Creative people—creators—made the life of the average resident in good ol’ Western Civilization better than anyone, at any time, at any income, who ever lived.

Somehow, now, though, we tell a different story.

The creators were sexist, racist, or some other -ist. It’s not a history of progress, but of “oppression”.

The people telling this new story have never created or innovated anything beautiful or useful to others.

These are people who live lives of consumption, but not reflection. You’ll notice they’re never people who drive the truck or turn the wrench. Nor are they usually people who’ve risked their own money to build a business, or signed the front of a paycheck. Some of them have not yet even earned a paycheck.

Many who do work, work in the government, scolding and controlling what we do and how we should do it.

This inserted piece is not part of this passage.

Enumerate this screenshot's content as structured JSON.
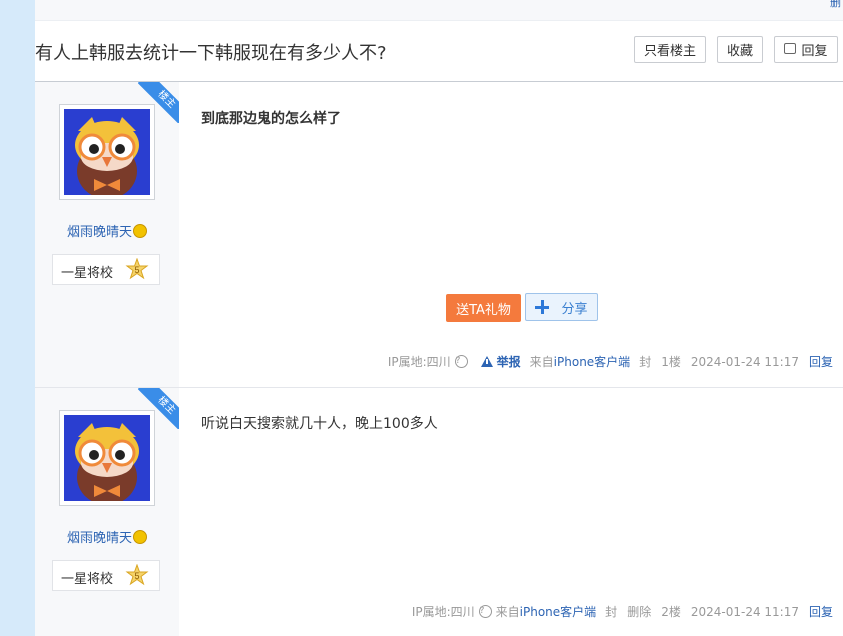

Few have produced anything. Few understand that producers are necessary for there to be taxes, which in turn are necessary for there to be government.

We are slipping into the grasp, and under the control, of people who have neither the talent nor the respect for the creators. Ayn Rand saw it coming.

Not everyone—not even most of us—can be an Edison or a McCormick. What’s required is knowing the connection to, and benefits from, how things work.

The division of labor, and the leisure and prosperity it yields, has produced a fast-growing class of people who don’t know what they don’t know.